Brève Au Coeur du Lait Octobre 2009

Le profil en cellules somatiques du lait peut-il orienter le diagnostic bactériologique ?.

L’objectif de cette étude menée en Norvège était de comparer les profils en cellules en somatiques obtenus dans le lait avec les espèces bactériennes mises en évidence (Staph aureus, Streptococcus spp, Staphylocoque coagulase négative (CNS) notamment). Pour ce faire, près de 3400 vaches issues de plus de 350 exploitations laitières ont fait l’objet de 1 à 4 prélèvements de lait. Chaque prélèvement était analysé en bactériologie et pour déterminer la concentration en cellules somatiques (CCS).

 

Au final, près de 3400 échantillons ont été analysés (tableau 1).

Tableau 1. Distribution des pathogènes observés (%)


Bactérie

Primipares
N=1431

2ème lactation
N=960

3ème  lactation et +
N=1137

Aucun pathogène

65

64

59

Staph aureus (> 1500 UFC / mL)

11

9

9

Staph aureus (< 1500 UFC / mL)

11

10

13

Streptococcus

3

5

7

CNS

9

11

11

Autres

1

1

1

Les résultats sont similaires quel que soit le rang de lactation.

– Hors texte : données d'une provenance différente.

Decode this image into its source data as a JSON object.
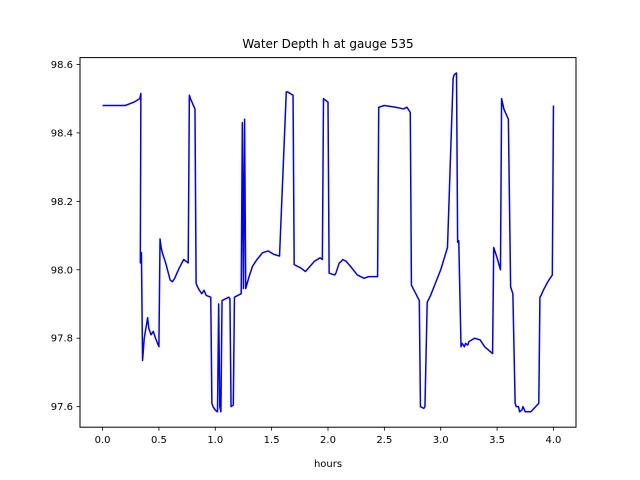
{
  "chart_data": {
    "type": "line",
    "title": "Water Depth h at gauge 535",
    "xlabel": "hours",
    "ylabel": "",
    "xlim": [
      -0.2,
      4.2
    ],
    "ylim": [
      97.54,
      98.62
    ],
    "xticks": [
      0.0,
      0.5,
      1.0,
      1.5,
      2.0,
      2.5,
      3.0,
      3.5,
      4.0
    ],
    "xtick_labels": [
      "0.0",
      "0.5",
      "1.0",
      "1.5",
      "2.0",
      "2.5",
      "3.0",
      "3.5",
      "4.0"
    ],
    "yticks": [
      97.6,
      97.8,
      98.0,
      98.2,
      98.4,
      98.6
    ],
    "ytick_labels": [
      "97.6",
      "97.8",
      "98.0",
      "98.2",
      "98.4",
      "98.6"
    ],
    "grid": false,
    "series": [
      {
        "color": "#0000ff",
        "x": [
          0.0,
          0.2,
          0.28,
          0.33,
          0.34,
          0.335,
          0.345,
          0.355,
          0.37,
          0.4,
          0.41,
          0.43,
          0.45,
          0.47,
          0.5,
          0.51,
          0.52,
          0.53,
          0.56,
          0.6,
          0.62,
          0.64,
          0.68,
          0.72,
          0.76,
          0.77,
          0.78,
          0.82,
          0.83,
          0.85,
          0.88,
          0.9,
          0.92,
          0.96,
          0.97,
          0.98,
          1.0,
          1.02,
          1.03,
          1.04,
          1.05,
          1.06,
          1.12,
          1.13,
          1.14,
          1.16,
          1.17,
          1.23,
          1.24,
          1.25,
          1.26,
          1.27,
          1.3,
          1.33,
          1.35,
          1.37,
          1.42,
          1.47,
          1.52,
          1.57,
          1.63,
          1.64,
          1.69,
          1.7,
          1.76,
          1.8,
          1.84,
          1.88,
          1.93,
          1.95,
          1.96,
          2.0,
          2.01,
          2.06,
          2.07,
          2.1,
          2.12,
          2.13,
          2.16,
          2.2,
          2.26,
          2.32,
          2.36,
          2.44,
          2.45,
          2.5,
          2.6,
          2.67,
          2.7,
          2.73,
          2.74,
          2.81,
          2.82,
          2.85,
          2.86,
          2.88,
          2.91,
          2.94,
          3.0,
          3.06,
          3.11,
          3.12,
          3.14,
          3.15,
          3.16,
          3.18,
          3.19,
          3.21,
          3.22,
          3.24,
          3.25,
          3.3,
          3.35,
          3.39,
          3.46,
          3.47,
          3.5,
          3.53,
          3.54,
          3.56,
          3.6,
          3.62,
          3.64,
          3.66,
          3.67,
          3.69,
          3.7,
          3.72,
          3.73,
          3.75,
          3.8,
          3.87,
          3.88,
          3.89,
          3.91,
          3.95,
          3.99,
          4.0
        ],
        "y": [
          98.48,
          98.48,
          98.49,
          98.5,
          98.515,
          98.02,
          98.05,
          97.735,
          97.8,
          97.86,
          97.83,
          97.81,
          97.82,
          97.8,
          97.775,
          98.09,
          98.065,
          98.05,
          98.02,
          97.97,
          97.965,
          97.975,
          98.005,
          98.03,
          98.02,
          98.51,
          98.5,
          98.47,
          97.96,
          97.945,
          97.93,
          97.94,
          97.925,
          97.92,
          97.61,
          97.6,
          97.59,
          97.585,
          97.9,
          97.6,
          97.585,
          97.91,
          97.92,
          97.915,
          97.6,
          97.605,
          97.92,
          97.93,
          98.43,
          97.945,
          98.44,
          97.945,
          97.98,
          98.01,
          98.02,
          98.03,
          98.05,
          98.055,
          98.045,
          98.04,
          98.52,
          98.52,
          98.51,
          98.015,
          98.005,
          97.995,
          98.01,
          98.025,
          98.035,
          98.03,
          98.5,
          98.49,
          97.99,
          97.985,
          97.99,
          98.02,
          98.025,
          98.03,
          98.025,
          98.01,
          97.985,
          97.975,
          97.98,
          97.98,
          98.475,
          98.48,
          98.475,
          98.47,
          98.475,
          98.46,
          97.955,
          97.91,
          97.6,
          97.595,
          97.6,
          97.905,
          97.925,
          97.95,
          98.0,
          98.065,
          98.56,
          98.57,
          98.575,
          98.08,
          98.085,
          97.775,
          97.785,
          97.775,
          97.785,
          97.78,
          97.79,
          97.8,
          97.795,
          97.775,
          97.755,
          98.065,
          98.035,
          98.0,
          98.5,
          98.47,
          98.44,
          97.95,
          97.93,
          97.61,
          97.6,
          97.6,
          97.585,
          97.59,
          97.6,
          97.585,
          97.585,
          97.61,
          97.92,
          97.925,
          97.94,
          97.965,
          97.985,
          98.48
        ]
      }
    ]
  }
}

En confrontant les résultats de bactériologie aux profils en CCS, les points suivants ressortent :

  1. Un diagnostic bactériologique était fréquemment associé à un forte CCS
  2. Les vaches avec un diagnostic bactériologique positif durant les 5 premiers mois de lactation avaient une CCS sur l’ensemble de leur lactation plus importante que les vaches avec un diagnostic bactériologique plus tardif.
  3. Les vaches avec un diagnostic positif à Streptococcus dans les 5 premiers mois de lactation ont présenté des profils de CCS élevées de façon durable tandis que les vaches avec un diagnostic de Staph aureus ont présenté une augmentation franche des CCS temporaire
  4. Les vaches infectées par des CNS ont présenté également des CCS élevées en début de lactation.

Aussi, compte-tenu de l’élévation quasi systématique des CCS lors de mise en évidence d’un pathogène, l’utilisation de l’outil CC pour prédire le germe incriminé s’avère une méthode peu sensible et surtout peu spécifique.

En conclusion, si la CCS peut être utilisée comme un indicateur fiable d’infections intra-mammaires mais ne peut suffire pour prédire l’espèce (ou les espèces) en cause dans ces infections intra-mammaires si les caractéristiques des vaches prélevées ne sont pas maîtrisées (rang de lactation, stade de lactation, profil CCS antérieur, antécédent d’IIM…).


 

Référence :
O. Reksen, L. Solverod, O. Ostera : Relationships between milk culture results and composite milk somatic cell counts in Norwegian dairy cattle. Journal of Dairy Science. 2008 : 91 ; 3102-3113.